En l’espèce, deux sociétés établies en Slovaquie avaient conclu des contrats de prêt d’argent qui contenaient chacun une clause d’élection de for en faveur des juridictions tchèques. Un litige est porté devant la Cour suprême de la République tchèque à la suite du non-remboursement des prêts. Cette juridiction s’interroge sur l’existence dans la situation d’espèce d’un « élément d’extranéité » qui justifierait l’application de l’article 25 de Règlement Bruxelles Ibis. Elle décide alors de poser à la CJUE la question en substance suivante : la seule circonstance que deux parties établies dans un même État membre conviennent de la compétence des juridictions d’un autre État membre suffit-elle à établir l’élément d’extranéité requis pour appliquer l’article 25 du Règlement Bruxelles Ibis ?

S’écartant des conclusions de l’Avocat général M. Jean Richard de la Tour, la CJUE répond à cette question par l’affirmative. Elle considère que l’élément d’extranéité requis est présent en l’espèce car (i) les parties au litige sont établies dans un État membre (la Slovaquie) autre que l’État membre de la juridiction qui a été saisie sur la base de la convention attributive de juridiction (la République tchèque) ; et (ii) le litige soulève une question relative à la détermination de la compétence internationale (à savoir, qui des juridictions tchèques ou slovaques sont compétentes internationalement pour connaître de l’affaire).

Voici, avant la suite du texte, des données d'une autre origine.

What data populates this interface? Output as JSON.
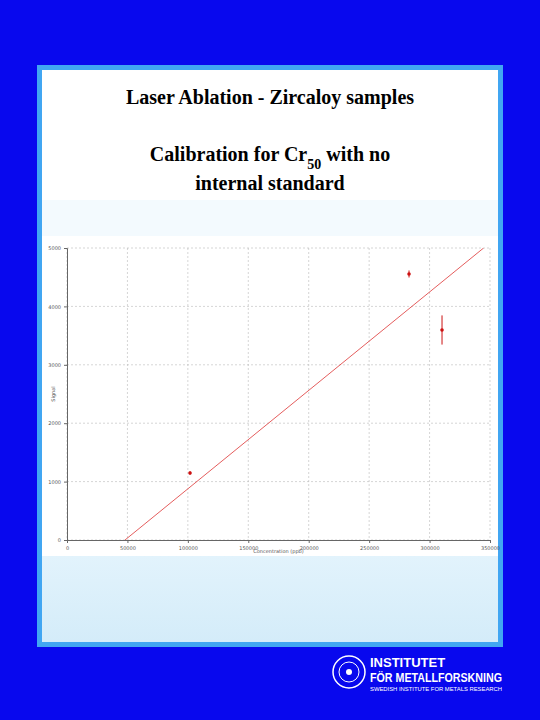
{
  "chart_data": {
    "type": "scatter",
    "title": "Laser Ablation - Zircaloy samples",
    "subtitle": [
      "Calibration for Cr50 with no",
      "internal standard"
    ],
    "x_label": "Concentration (ppb)",
    "y_label": "Signal",
    "xlim": [
      0,
      350000
    ],
    "xticks": [
      0,
      50000,
      100000,
      150000,
      200000,
      250000,
      300000,
      350000
    ],
    "ylim": [
      0,
      5000
    ],
    "yticks": [
      0,
      1000,
      2000,
      3000,
      4000,
      5000
    ],
    "grid": true,
    "series": [
      {
        "type": "scatter",
        "color": "#cc1111",
        "marker": "circle",
        "x": [
          101800,
          283000,
          310300
        ],
        "values": [
          1147,
          4555,
          3596
        ],
        "errors": [
          30,
          60,
          250
        ]
      },
      {
        "type": "line",
        "color": "#dd3333",
        "line_style": "solid",
        "x": [
          48000,
          344700
        ],
        "values": [
          0,
          5000
        ]
      }
    ]
  },
  "page": {
    "logo": [
      "INSTITUTET",
      "FÖR METALLFORSKNING",
      "SWEDISH INSTITUTE FOR METALS RESEARCH"
    ]
  }
}
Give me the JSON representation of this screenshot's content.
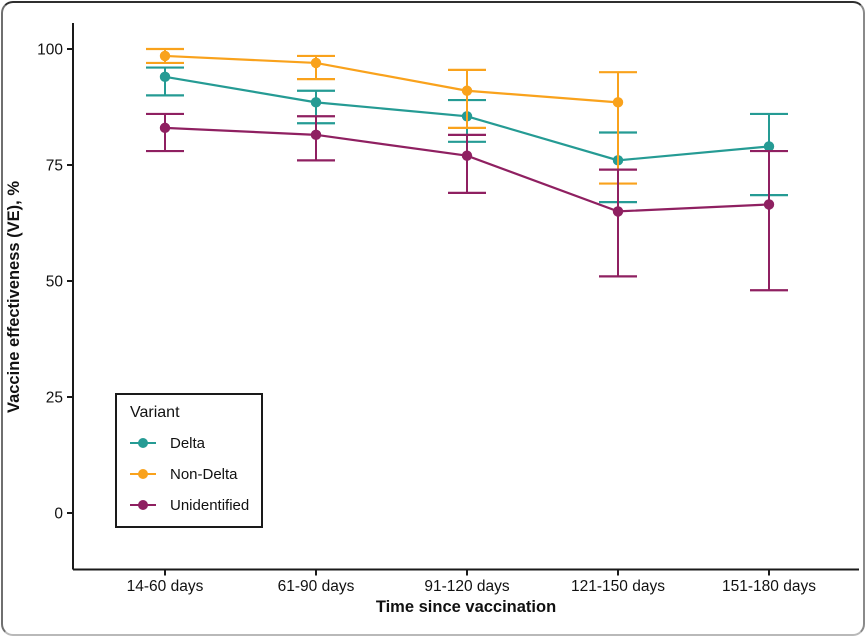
{
  "figure": {
    "background": "#ffffff",
    "border_color": "#4a4a4a",
    "text_color": "#111111"
  },
  "legend": {
    "title": "Variant",
    "position": "inside bottom-left, boxed"
  },
  "chart_data": {
    "type": "line",
    "title": "",
    "xlabel": "Time since vaccination",
    "ylabel": "Vaccine effectiveness (VE), %",
    "categories": [
      "14-60 days",
      "61-90 days",
      "91-120 days",
      "121-150 days",
      "151-180 days"
    ],
    "y_ticks": [
      0,
      25,
      50,
      75,
      100
    ],
    "ylim": [
      -12,
      105
    ],
    "grid": "off",
    "error_bars": true,
    "legend_position": "inside-left-bottom",
    "series": [
      {
        "name": "Delta",
        "color": "#259b94",
        "values": [
          94,
          88.5,
          85.5,
          76,
          79
        ],
        "ci_low": [
          90,
          84,
          80,
          67,
          68.5
        ],
        "ci_high": [
          96,
          91,
          89,
          82,
          86
        ]
      },
      {
        "name": "Non-Delta",
        "color": "#f9a21c",
        "values": [
          98.5,
          97,
          91,
          88.5,
          null
        ],
        "ci_low": [
          97,
          93.5,
          83,
          71,
          null
        ],
        "ci_high": [
          100,
          98.5,
          95.5,
          95,
          null
        ]
      },
      {
        "name": "Unidentified",
        "color": "#8f2061",
        "values": [
          83,
          81.5,
          77,
          65,
          66.5
        ],
        "ci_low": [
          78,
          76,
          69,
          51,
          48
        ],
        "ci_high": [
          86,
          85.5,
          81.5,
          74,
          78
        ]
      }
    ]
  }
}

La Cour estime que cette réponse affirmative se justifie en outre au regard des objectifs de respect de l’autonomie des parties et de renforcement de l’efficacité des accords exclusifs d’élection de for, ainsi que du haut degré de prévisibilité des règles de compétence et de sécurité juridique.

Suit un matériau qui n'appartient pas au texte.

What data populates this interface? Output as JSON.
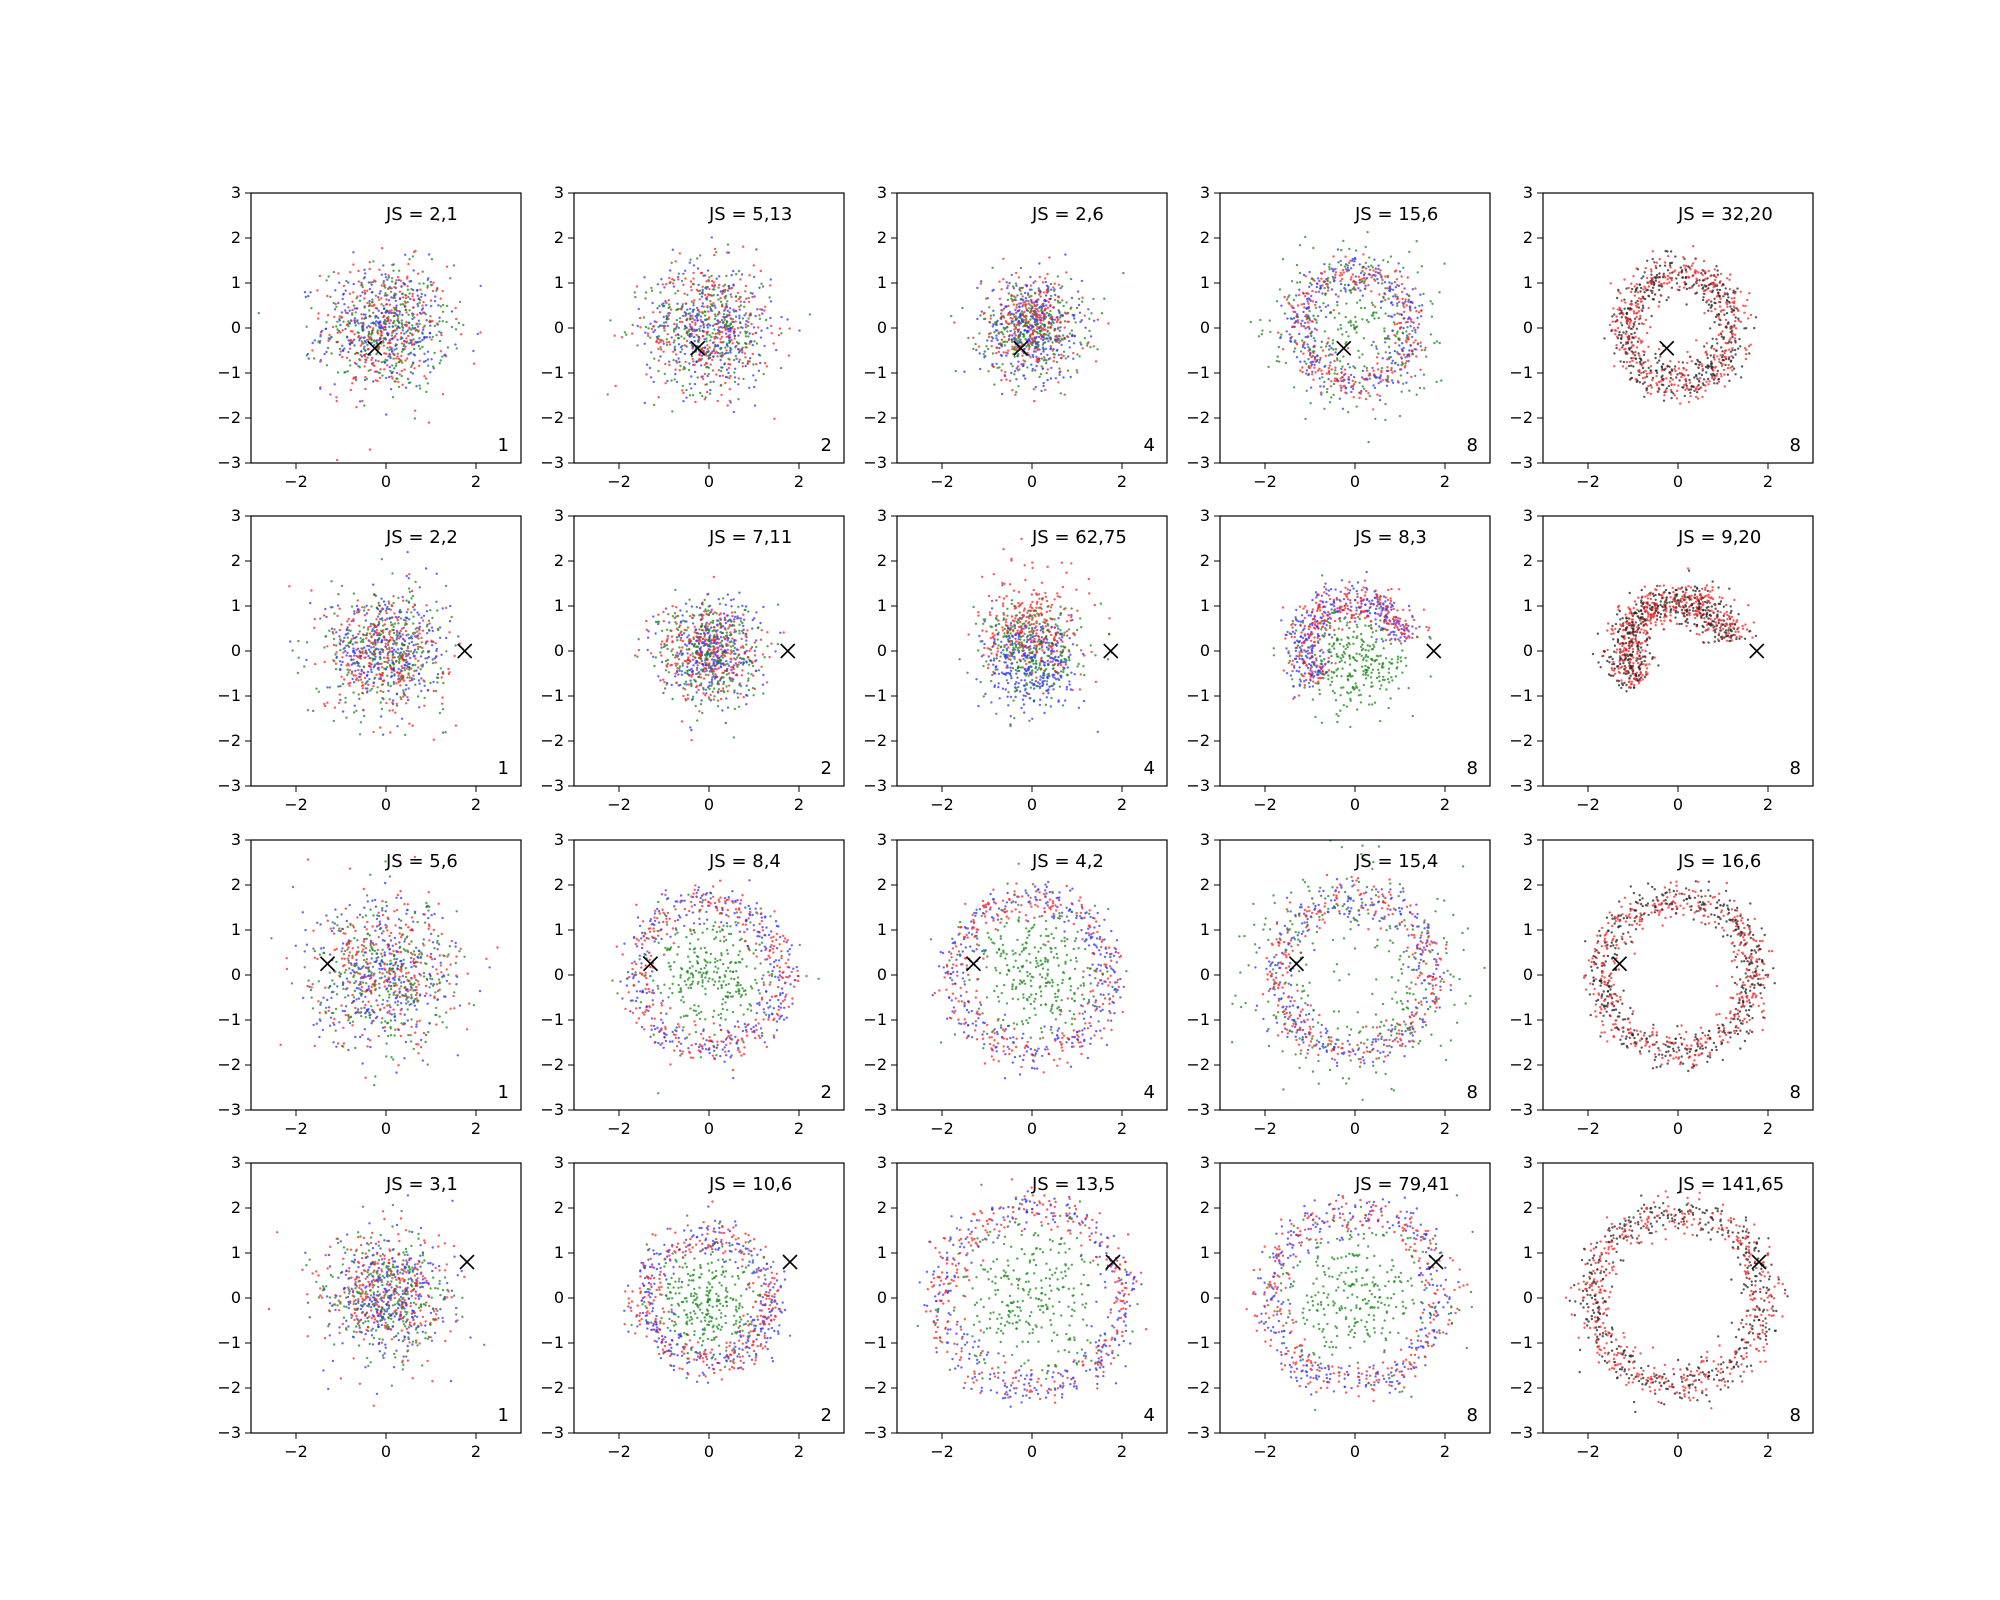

La Cour rejette également l’argument selon lequel il conviendrait de tenir compte de l’incidence de la Convention de la Haye du 30 juin 2005 sur les accords d’élection de for. L’article 1.2 de cette Convention dispose que l’élément d’extranéité requis pour son application n’est pas rencontré « si les parties résident dans le même Etat contractant et si les relations entre les parties et tous les autres éléments pertinents du litige, quel que soit le lieu du tribunal élu, sont liés uniquement à cet Etat ». La Cour souligne que le législateur européen a fait le choix de ne pas intégrer de disposition similaire dans le Règlement Bruxelles Ibis, ce qui justifie la différence d’interprétation de celui-ci par rapport à la Convention.

En conclusion, dans Inkreal, la Cour clarifie que l’article 25 du Règlement Bruxelles Ibis peut trouver à s’appliquer dans des situations (d’apparence) purement internes. À cet égard, il est intéressant de souligner que le Règlement Bruxelles Ibis ne contient pas de mécanisme similaire aux clauses d’exception que l’on retrouve traditionnellement en matière de conflit de lois (voy. par exemple l’article 3.3. du Règlement Rome I et l’article 19 du Code de droit international privé).